For the past five years, despite the economic challenges encountered, the Pensonic group has managed to improve its domestic revenue to RM221mil in 2013 compared to RM173mil in 2009 due to its mid-range pricing strategies, which has made the brand a household name among consumers in the country, Chew added.

Pensonic’s domestic sales contributes about 70% of the group’s annual revenue, while overseas sales contributes 30%.

Meanwhile, Star Electronics Sales & Services Sdn Bhd (SEC) managing director Joseph Hon said sales for September, October, and November 2013 were bad, compared with the same period in 2012.

“In October and November, sales dropped by about 15%, compared with the same period in 2012.

“In December, our sales improved, but it was still flat compared with the same month in 2012.

“We expect our sales to remain flat for the Chinese New Year holidays compared to the same period last year,” he said.

According to Hon, the sales of consumer electrical and electronic products priced below RM1,500 performed much better.

“We expect sales to pick up in the second half of this year.

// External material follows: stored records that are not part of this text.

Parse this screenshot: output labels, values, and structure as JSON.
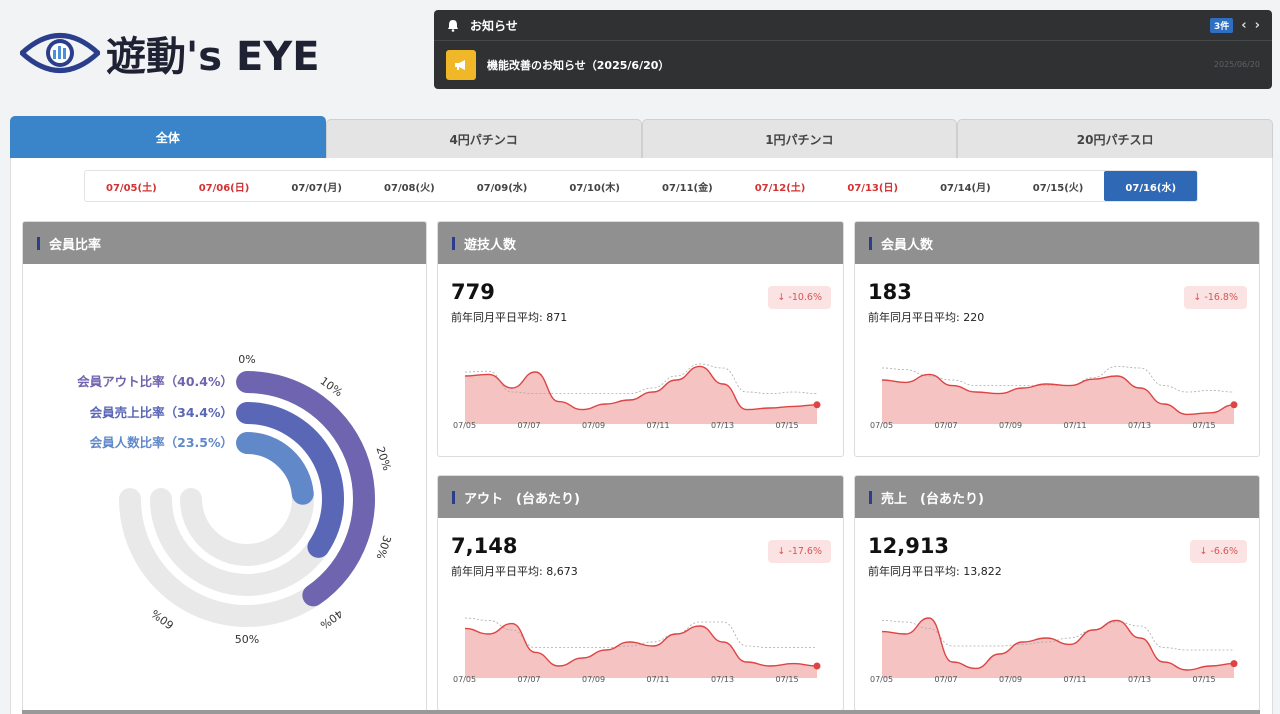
{
  "brand": {
    "logo_text": "遊動's EYE"
  },
  "news": {
    "title": "お知らせ",
    "count": "3件",
    "item_text": "機能改善のお知らせ（2025/6/20）",
    "item_date": "2025/06/20"
  },
  "tabs": [
    {
      "label": "全体",
      "active": true
    },
    {
      "label": "4円パチンコ",
      "active": false
    },
    {
      "label": "1円パチンコ",
      "active": false
    },
    {
      "label": "20円パチスロ",
      "active": false
    }
  ],
  "dates": [
    {
      "label": "07/05(土)",
      "holiday": true,
      "active": false
    },
    {
      "label": "07/06(日)",
      "holiday": true,
      "active": false
    },
    {
      "label": "07/07(月)",
      "holiday": false,
      "active": false
    },
    {
      "label": "07/08(火)",
      "holiday": false,
      "active": false
    },
    {
      "label": "07/09(水)",
      "holiday": false,
      "active": false
    },
    {
      "label": "07/10(木)",
      "holiday": false,
      "active": false
    },
    {
      "label": "07/11(金)",
      "holiday": false,
      "active": false
    },
    {
      "label": "07/12(土)",
      "holiday": true,
      "active": false
    },
    {
      "label": "07/13(日)",
      "holiday": true,
      "active": false
    },
    {
      "label": "07/14(月)",
      "holiday": false,
      "active": false
    },
    {
      "label": "07/15(火)",
      "holiday": false,
      "active": false
    },
    {
      "label": "07/16(水)",
      "holiday": false,
      "active": true
    }
  ],
  "ratio_card": {
    "title": "会員比率",
    "series": [
      {
        "label": "会員アウト比率（40.4%）",
        "value": 40.4,
        "color": "#6f64b0"
      },
      {
        "label": "会員売上比率（34.4%）",
        "value": 34.4,
        "color": "#5a67b6"
      },
      {
        "label": "会員人数比率（23.5%）",
        "value": 23.5,
        "color": "#6189c9"
      }
    ],
    "ticks": [
      "0%",
      "10%",
      "20%",
      "30%",
      "40%",
      "50%",
      "60%"
    ]
  },
  "metric_cards": [
    {
      "title": "遊技人数",
      "value": "779",
      "avg_label": "前年同月平日平均: 871",
      "delta": "↓ -10.6%",
      "series": [
        60,
        62,
        45,
        65,
        28,
        18,
        25,
        30,
        40,
        55,
        72,
        50,
        18,
        20,
        22,
        24
      ],
      "prev": [
        65,
        66,
        40,
        38,
        38,
        38,
        38,
        38,
        45,
        60,
        75,
        70,
        40,
        38,
        40,
        38
      ]
    },
    {
      "title": "会員人数",
      "value": "183",
      "avg_label": "前年同月平日平均: 220",
      "delta": "↓ -16.8%",
      "series": [
        55,
        52,
        62,
        48,
        40,
        38,
        45,
        50,
        48,
        56,
        60,
        45,
        25,
        12,
        14,
        24
      ],
      "prev": [
        70,
        68,
        60,
        55,
        48,
        48,
        48,
        48,
        48,
        58,
        72,
        70,
        48,
        40,
        42,
        40
      ]
    },
    {
      "title": "アウト　(台あたり)",
      "value": "7,148",
      "avg_label": "前年同月平日平均: 8,673",
      "delta": "↓ -17.6%",
      "series": [
        62,
        55,
        68,
        32,
        15,
        25,
        35,
        45,
        40,
        55,
        65,
        45,
        20,
        15,
        18,
        15
      ],
      "prev": [
        75,
        72,
        60,
        38,
        38,
        38,
        38,
        40,
        45,
        55,
        70,
        70,
        40,
        38,
        38,
        38
      ]
    },
    {
      "title": "売上　(台あたり)",
      "value": "12,913",
      "avg_label": "前年同月平日平均: 13,822",
      "delta": "↓ -6.6%",
      "series": [
        58,
        55,
        75,
        20,
        12,
        30,
        45,
        50,
        42,
        60,
        72,
        50,
        20,
        10,
        15,
        18
      ],
      "prev": [
        72,
        70,
        62,
        40,
        40,
        40,
        42,
        45,
        50,
        60,
        70,
        65,
        38,
        35,
        35,
        35
      ]
    }
  ],
  "x_labels": [
    "07/05",
    "07/07",
    "07/09",
    "07/11",
    "07/13",
    "07/15"
  ]
}
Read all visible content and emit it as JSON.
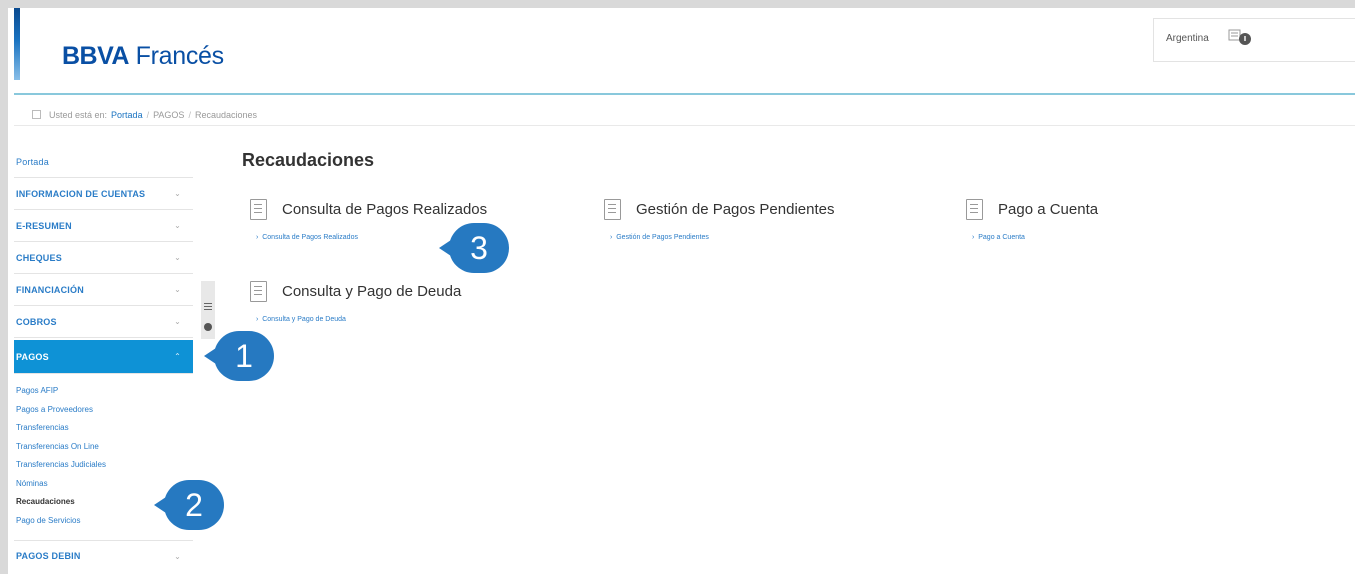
{
  "header": {
    "logo_bold": "BBVA",
    "logo_rest": " Francés",
    "country": "Argentina"
  },
  "breadcrumb": {
    "prefix": "Usted está en:",
    "items": [
      "Portada",
      "PAGOS",
      "Recaudaciones"
    ]
  },
  "sidebar": {
    "items": [
      {
        "label": "Portada"
      },
      {
        "label": "INFORMACION DE CUENTAS",
        "chevron": "⌄"
      },
      {
        "label": "E-RESUMEN",
        "chevron": "⌄"
      },
      {
        "label": "CHEQUES",
        "chevron": "⌄"
      },
      {
        "label": "FINANCIACIÓN",
        "chevron": "⌄"
      },
      {
        "label": "COBROS",
        "chevron": "⌄"
      },
      {
        "label": "PAGOS",
        "chevron": "⌃"
      }
    ],
    "submenu": [
      "Pagos AFIP",
      "Pagos a Proveedores",
      "Transferencias",
      "Transferencias On Line",
      "Transferencias Judiciales",
      "Nóminas",
      "Recaudaciones",
      "Pago de Servicios"
    ],
    "current_sub": "Recaudaciones",
    "last_item": {
      "label": "PAGOS DEBIN",
      "chevron": "⌄"
    }
  },
  "main": {
    "title": "Recaudaciones",
    "sections": [
      {
        "title": "Consulta de Pagos Realizados",
        "link": "Consulta de Pagos Realizados",
        "icon": "document-icon"
      },
      {
        "title": "Gestión de Pagos Pendientes",
        "link": "Gestión de Pagos Pendientes",
        "icon": "document-icon"
      },
      {
        "title": "Pago a Cuenta",
        "link": "Pago a Cuenta",
        "icon": "document-icon"
      },
      {
        "title": "Consulta y Pago de Deuda",
        "link": "Consulta y Pago de Deuda",
        "icon": "document-icon"
      }
    ]
  },
  "annotations": {
    "one": "1",
    "two": "2",
    "three": "3",
    "color": "#2679c1"
  },
  "colors": {
    "brand": "#094fa4",
    "active_menu": "#0e92d6",
    "link": "#2a7cc7"
  }
}
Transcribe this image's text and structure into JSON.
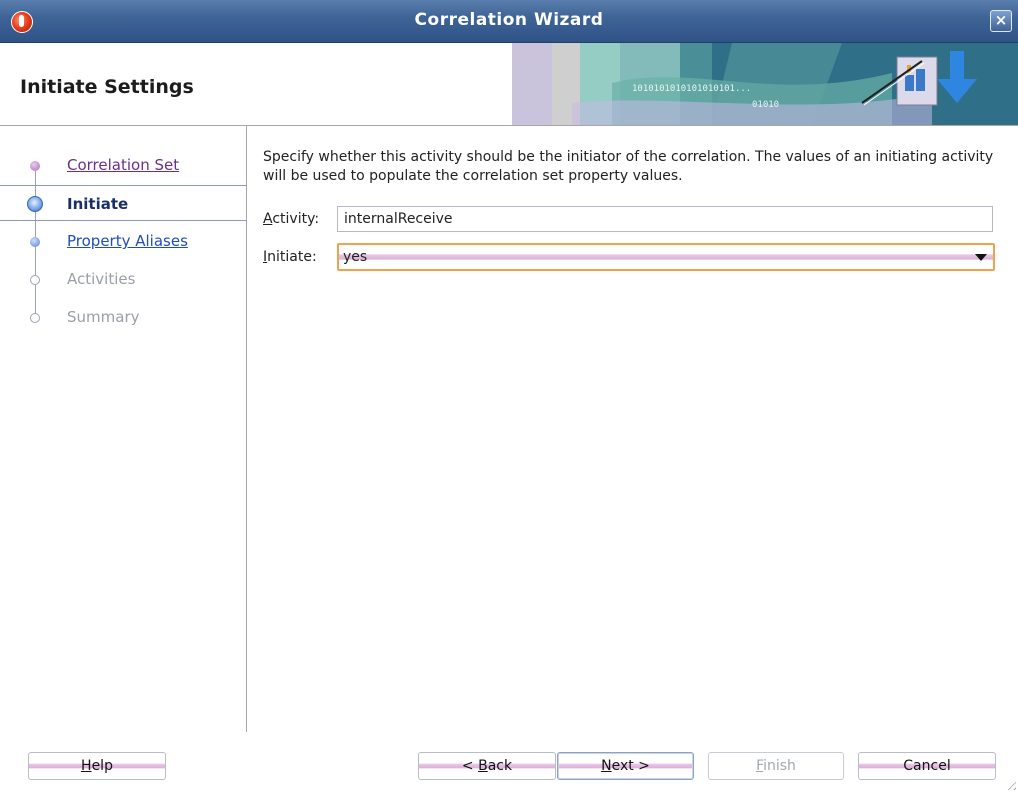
{
  "window": {
    "title": "Correlation Wizard",
    "close_symbol": "×"
  },
  "header": {
    "title": "Initiate Settings",
    "graphic_icon": "wizard-banner-graphic"
  },
  "nav": {
    "items": [
      {
        "label": "Correlation Set",
        "state": "visited"
      },
      {
        "label": "Initiate",
        "state": "current"
      },
      {
        "label": "Property Aliases",
        "state": "available"
      },
      {
        "label": "Activities",
        "state": "disabled"
      },
      {
        "label": "Summary",
        "state": "disabled"
      }
    ]
  },
  "content": {
    "description": "Specify whether this activity should be the initiator of the correlation. The values of an initiating activity will be used to populate the correlation set property values.",
    "activity": {
      "mnemonic": "A",
      "label_rest": "ctivity:",
      "value": "internalReceive"
    },
    "initiate": {
      "mnemonic": "I",
      "label_rest": "nitiate:",
      "value": "yes"
    }
  },
  "buttons": {
    "help": {
      "mnemonic": "H",
      "rest": "elp"
    },
    "back": {
      "prefix": "< ",
      "mnemonic": "B",
      "rest": "ack"
    },
    "next": {
      "mnemonic": "N",
      "rest": "ext >"
    },
    "finish": {
      "mnemonic": "F",
      "rest": "inish"
    },
    "cancel": "Cancel"
  },
  "colors": {
    "titlebar": "#3f6496",
    "focus_border": "#f2a24a",
    "link_visited": "#6a2f8a",
    "link_available": "#1f4cc0"
  }
}
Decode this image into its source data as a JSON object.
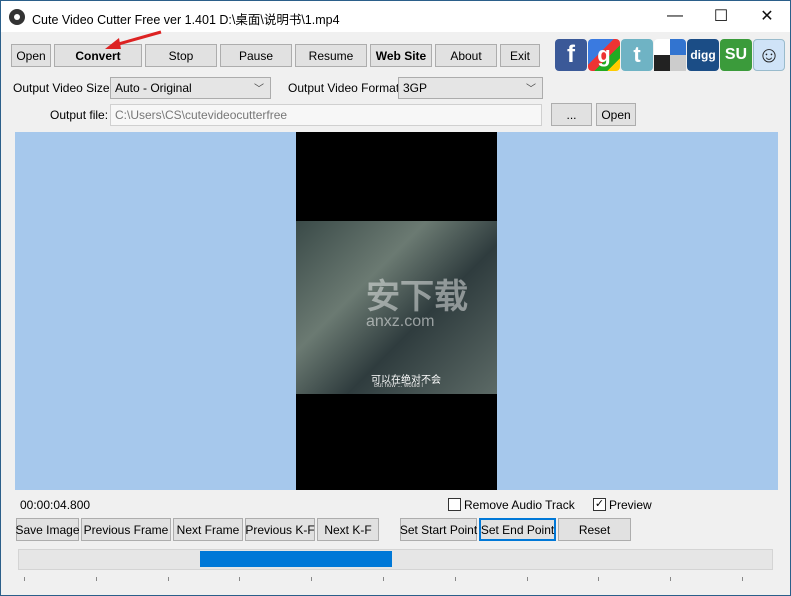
{
  "window": {
    "title": "Cute Video Cutter Free ver 1.401  D:\\桌面\\说明书\\1.mp4",
    "minimize": "—",
    "maximize": "☐",
    "close": "✕"
  },
  "toolbar": {
    "open": "Open",
    "convert": "Convert",
    "stop": "Stop",
    "pause": "Pause",
    "resume": "Resume",
    "website": "Web Site",
    "about": "About",
    "exit": "Exit"
  },
  "social": [
    {
      "name": "facebook",
      "label": "f",
      "color": "#3b5998"
    },
    {
      "name": "google",
      "label": "g",
      "color": "#dd4b39"
    },
    {
      "name": "twitter",
      "label": "t",
      "color": "#6fb3c4"
    },
    {
      "name": "delicious",
      "label": "",
      "color": "#3274d0"
    },
    {
      "name": "digg",
      "label": "digg",
      "color": "#1b4d86"
    },
    {
      "name": "stumbleupon",
      "label": "SU",
      "color": "#3b9b3b"
    },
    {
      "name": "reddit",
      "label": "☺",
      "color": "#cfe3f7"
    }
  ],
  "output": {
    "size_label": "Output Video Size:",
    "size_value": "Auto - Original",
    "format_label": "Output Video Format:",
    "format_value": "3GP",
    "file_label": "Output file:",
    "file_value": "C:\\Users\\CS\\cutevideocutterfree",
    "browse": "...",
    "open": "Open"
  },
  "video": {
    "watermark": "安下载",
    "watermark_sub": "anxz.com",
    "subtitle": "可以在绝对不会",
    "subtitle_en": "But now ... would I"
  },
  "controls": {
    "time": "00:00:04.800",
    "remove_audio": "Remove Audio Track",
    "remove_audio_checked": false,
    "preview": "Preview",
    "preview_checked": true,
    "save_image": "Save Image",
    "prev_frame": "Previous Frame",
    "next_frame": "Next Frame",
    "prev_kf": "Previous K-F",
    "next_kf": "Next K-F",
    "set_start": "Set  Start Point",
    "set_end": "Set  End Point",
    "reset": "Reset"
  },
  "timeline": {
    "selection_start_pct": 24,
    "selection_end_pct": 49.5
  }
}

Some of the demand will come from people moving into new homes that will obtain their certificate of completion and compliance by then.

“There will also be those who will want to buy before the implementation of the goods and services tax in April 2015, which will raise the price of goods slightly,” he said.

SEC has 20 retail outlets in the northern region.

Ban Hin Bee Sdn Bhd general manager Wilson Yeoh said consumers nowadays are spending very cautiously, in view of the rising cost of living.

“They will spend only on those household appliances and electronic products that they need to replace.

“But when they spend they appear to be choosing consumer electronic goods with energy-saving and advanced technological features, although these products are priced higher,” Yeoh said.

He added that the weakening ringgit had prompted suppliers to raise the price for a variety of consumer electrical and electronic goods sold by retailers.

“We are faced with margin erosion, as it is not easy for us to pass the cost to customers due to competition,” he added.

Bah Hin Bee has eight retail outlets in Penang and three in Kuala Lumpur.